Le juge a commis une autre erreur, beaucoup plus importante, en estimant que le témoignage de la victime ne lui était d’aucune utilité dans l’analyse de son état d’esprit lors des actes sexuels, car elle n’en avait aucun souvenir. L’utilité potentielle du témoignage d’une victime incapable de se souvenir de l’acte sexuel est reconnue. En l'espèce, le juge n’a tenu compte d’aucun des faits circonstanciels relatés par la victime dans son analyse du caractère consensuel des actes sexuels. Ceux-ci sont pourtant indéniablement pertinents, car plusieurs d’entre eux tendent à contredire le récit de l’intimé quant au déroulement de la soirée et à l’état de la victime. Ainsi, le juge a erré en ne tenant pas compte du témoignage de la victime à titre d’élément de preuve circonstancielle. Il a également omis de tenir compte d’autres éléments circonstanciels pertinents, dont l’état d’incapacité de la victime au moment de la relation sexuelle survenue à Bonsecours, ou encore la déclaration extrajudiciaire de l’intimé, enregistrée par la victime, qui tendait à démontrer que celle-ci n’était pas apte à consentir aux actes sexuels.

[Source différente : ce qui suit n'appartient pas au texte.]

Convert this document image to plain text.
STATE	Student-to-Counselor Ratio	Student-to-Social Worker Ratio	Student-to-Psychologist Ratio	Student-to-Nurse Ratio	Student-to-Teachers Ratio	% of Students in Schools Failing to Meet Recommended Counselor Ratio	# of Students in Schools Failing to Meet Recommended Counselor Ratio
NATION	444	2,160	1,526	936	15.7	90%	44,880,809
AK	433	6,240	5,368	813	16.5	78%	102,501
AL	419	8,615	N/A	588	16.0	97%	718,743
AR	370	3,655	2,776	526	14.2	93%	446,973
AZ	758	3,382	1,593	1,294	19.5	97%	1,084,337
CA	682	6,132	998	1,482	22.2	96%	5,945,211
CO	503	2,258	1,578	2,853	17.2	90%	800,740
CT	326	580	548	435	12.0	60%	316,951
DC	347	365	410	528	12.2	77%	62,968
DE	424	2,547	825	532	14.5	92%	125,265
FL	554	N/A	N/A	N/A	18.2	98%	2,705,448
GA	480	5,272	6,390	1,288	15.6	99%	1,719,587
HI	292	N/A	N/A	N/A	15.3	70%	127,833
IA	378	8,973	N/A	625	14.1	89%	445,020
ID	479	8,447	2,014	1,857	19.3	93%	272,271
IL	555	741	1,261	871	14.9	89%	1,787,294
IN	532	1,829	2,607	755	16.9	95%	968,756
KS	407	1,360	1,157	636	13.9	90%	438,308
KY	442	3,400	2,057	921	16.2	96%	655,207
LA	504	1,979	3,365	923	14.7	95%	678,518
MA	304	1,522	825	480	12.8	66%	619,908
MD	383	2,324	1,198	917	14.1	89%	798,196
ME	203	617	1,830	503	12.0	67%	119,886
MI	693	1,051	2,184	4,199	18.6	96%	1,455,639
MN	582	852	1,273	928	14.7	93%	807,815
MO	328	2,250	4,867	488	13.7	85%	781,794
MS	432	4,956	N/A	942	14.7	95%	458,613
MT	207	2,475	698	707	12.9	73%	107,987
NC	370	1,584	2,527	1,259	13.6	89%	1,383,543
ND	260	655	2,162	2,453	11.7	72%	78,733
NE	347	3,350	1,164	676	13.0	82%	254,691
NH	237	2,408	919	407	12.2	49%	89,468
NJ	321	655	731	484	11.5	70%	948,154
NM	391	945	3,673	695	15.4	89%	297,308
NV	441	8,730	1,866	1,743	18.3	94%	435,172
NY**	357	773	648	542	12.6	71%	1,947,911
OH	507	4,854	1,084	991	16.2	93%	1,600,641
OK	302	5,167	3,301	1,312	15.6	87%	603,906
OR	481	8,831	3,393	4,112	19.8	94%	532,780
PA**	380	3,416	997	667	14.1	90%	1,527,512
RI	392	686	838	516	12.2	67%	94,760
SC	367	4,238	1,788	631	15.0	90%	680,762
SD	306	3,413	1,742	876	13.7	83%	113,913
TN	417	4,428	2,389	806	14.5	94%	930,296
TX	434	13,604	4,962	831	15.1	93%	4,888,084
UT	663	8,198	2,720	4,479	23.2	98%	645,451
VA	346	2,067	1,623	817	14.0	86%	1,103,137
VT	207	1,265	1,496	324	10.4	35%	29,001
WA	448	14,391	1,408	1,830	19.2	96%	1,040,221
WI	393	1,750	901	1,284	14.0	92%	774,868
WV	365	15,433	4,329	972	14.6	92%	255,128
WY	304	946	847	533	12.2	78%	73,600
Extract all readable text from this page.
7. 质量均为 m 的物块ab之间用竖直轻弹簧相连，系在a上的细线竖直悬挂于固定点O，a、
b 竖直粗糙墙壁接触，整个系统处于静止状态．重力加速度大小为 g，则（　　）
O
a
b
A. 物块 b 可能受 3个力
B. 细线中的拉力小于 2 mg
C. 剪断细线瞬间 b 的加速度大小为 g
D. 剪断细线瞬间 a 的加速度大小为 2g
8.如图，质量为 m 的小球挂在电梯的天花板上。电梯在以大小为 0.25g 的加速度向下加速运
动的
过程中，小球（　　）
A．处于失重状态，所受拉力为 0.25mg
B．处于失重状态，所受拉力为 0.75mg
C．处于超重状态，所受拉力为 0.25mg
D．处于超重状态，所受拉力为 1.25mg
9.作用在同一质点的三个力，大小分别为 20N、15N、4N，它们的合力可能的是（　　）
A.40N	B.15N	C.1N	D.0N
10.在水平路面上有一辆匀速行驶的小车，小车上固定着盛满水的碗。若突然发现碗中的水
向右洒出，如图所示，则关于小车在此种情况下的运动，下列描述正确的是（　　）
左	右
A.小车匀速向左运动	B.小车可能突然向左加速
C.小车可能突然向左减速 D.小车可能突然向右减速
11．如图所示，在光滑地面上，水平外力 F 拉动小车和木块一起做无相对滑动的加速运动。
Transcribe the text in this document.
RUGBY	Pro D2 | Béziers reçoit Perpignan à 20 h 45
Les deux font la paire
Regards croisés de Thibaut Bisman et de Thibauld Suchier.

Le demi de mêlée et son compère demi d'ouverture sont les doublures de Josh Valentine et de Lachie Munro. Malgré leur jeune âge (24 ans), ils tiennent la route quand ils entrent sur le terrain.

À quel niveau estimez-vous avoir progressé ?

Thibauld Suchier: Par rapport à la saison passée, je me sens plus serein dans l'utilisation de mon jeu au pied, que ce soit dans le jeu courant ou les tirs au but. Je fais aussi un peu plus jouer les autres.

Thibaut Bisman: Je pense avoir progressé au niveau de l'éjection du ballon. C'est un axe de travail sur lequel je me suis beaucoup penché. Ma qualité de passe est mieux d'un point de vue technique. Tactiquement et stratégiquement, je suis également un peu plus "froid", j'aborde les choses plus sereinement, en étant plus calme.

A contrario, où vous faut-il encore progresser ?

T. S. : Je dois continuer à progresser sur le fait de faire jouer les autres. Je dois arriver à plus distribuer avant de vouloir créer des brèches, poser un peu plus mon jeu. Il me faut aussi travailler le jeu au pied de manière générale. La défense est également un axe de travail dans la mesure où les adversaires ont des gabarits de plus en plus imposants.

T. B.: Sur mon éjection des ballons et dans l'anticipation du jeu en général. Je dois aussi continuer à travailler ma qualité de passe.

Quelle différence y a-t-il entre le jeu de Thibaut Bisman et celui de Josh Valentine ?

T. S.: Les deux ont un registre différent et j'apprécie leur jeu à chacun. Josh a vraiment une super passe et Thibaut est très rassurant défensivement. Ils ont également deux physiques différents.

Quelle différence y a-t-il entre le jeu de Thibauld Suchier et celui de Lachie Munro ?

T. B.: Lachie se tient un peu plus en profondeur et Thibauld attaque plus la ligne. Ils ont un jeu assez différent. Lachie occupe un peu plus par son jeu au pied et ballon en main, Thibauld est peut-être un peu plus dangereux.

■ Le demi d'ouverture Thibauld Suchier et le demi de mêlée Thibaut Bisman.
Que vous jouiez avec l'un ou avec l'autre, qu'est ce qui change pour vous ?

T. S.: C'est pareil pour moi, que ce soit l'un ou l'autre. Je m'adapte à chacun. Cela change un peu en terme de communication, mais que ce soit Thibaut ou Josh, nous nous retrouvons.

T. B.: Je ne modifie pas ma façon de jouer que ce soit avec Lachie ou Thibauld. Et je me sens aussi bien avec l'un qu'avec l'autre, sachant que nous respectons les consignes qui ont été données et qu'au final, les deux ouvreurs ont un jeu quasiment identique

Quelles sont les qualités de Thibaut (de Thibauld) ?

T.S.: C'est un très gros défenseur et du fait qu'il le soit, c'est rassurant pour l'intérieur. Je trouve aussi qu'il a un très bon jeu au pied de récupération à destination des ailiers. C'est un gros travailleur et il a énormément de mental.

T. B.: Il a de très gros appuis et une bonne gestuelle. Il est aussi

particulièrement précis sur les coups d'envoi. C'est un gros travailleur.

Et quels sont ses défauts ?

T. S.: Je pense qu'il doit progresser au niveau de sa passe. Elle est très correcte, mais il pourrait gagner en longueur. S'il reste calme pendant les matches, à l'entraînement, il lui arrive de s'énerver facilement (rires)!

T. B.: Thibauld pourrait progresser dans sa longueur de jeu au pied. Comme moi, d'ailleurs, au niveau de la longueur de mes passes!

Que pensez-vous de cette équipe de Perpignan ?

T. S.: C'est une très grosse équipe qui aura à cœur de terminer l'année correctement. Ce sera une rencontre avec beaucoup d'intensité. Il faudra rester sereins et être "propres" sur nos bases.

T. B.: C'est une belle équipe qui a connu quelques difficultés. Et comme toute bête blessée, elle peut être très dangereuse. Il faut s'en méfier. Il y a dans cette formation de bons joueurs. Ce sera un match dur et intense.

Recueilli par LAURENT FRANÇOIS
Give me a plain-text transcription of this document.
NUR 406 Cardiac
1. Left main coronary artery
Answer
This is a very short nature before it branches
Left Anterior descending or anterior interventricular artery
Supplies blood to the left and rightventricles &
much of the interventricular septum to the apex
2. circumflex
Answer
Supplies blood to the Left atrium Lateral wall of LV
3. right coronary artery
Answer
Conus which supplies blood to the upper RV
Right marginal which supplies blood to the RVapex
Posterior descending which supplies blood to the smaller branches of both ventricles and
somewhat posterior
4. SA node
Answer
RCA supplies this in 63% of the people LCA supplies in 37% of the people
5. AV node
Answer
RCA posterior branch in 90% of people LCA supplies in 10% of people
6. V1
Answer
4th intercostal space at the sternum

Ces erreurs ne sont pas sans conséquence et la Cour estime qu’un nouveau procès, limité toutefois aux événements de Magog, doit être ordonné, conformément à l’article 686 (8) du Code criminel (L.R.C. 1985, c. C-46). Certes, les actes sexuels survenus à Magog et ceux survenus à Bonsecours ont fait l’objet de 1 seul chef d’accusation, et la règle générale est qu’une ordonnance de tenue d'un nouveau procès après l’annulation d’un acquittement vise un procès complet. Or, l’appelant a renoncé à contester la conclusion du juge selon laquelle l’intimé n’avait pas engagé sa responsabilité criminelle relativement aux événements de Bonsecours. Pour cette raison, la tenue d’un nouveau procès complet aurait pour effet de rouvrir le débat à l’égard d’une question qui a été tranchée de manière définitive et entraînerait possiblement une violation des droits de l’intimé protégés par l’article 11 h) de la Charte canadienne des droits et libertés (L.R.C. 1985, app. II, no 44, annexe B, partie I). Enfin, la tenue d’un nouveau procès complet ne s’impose pas à la lumière de l’arrêt R. c. Cowan (C.S. Can., 2021-11-05), 2021 CSC 45, SOQUIJ AZ-51806378, 2021EXP-2695, qui traitait d’une situation bien différente.

Pour sa part, le juge Mainville estime que le juge de première instance a considéré l’ensemble de la preuve, y compris la preuve circonstancielle, et en a conclu qu’il croyait le témoignage de l’intimé. Il considère aussi qu’une ordonnance de tenir un nouveau procès est contre-indiquée, compte tenu de l’objet de l’acte d’accusation en l’espèce.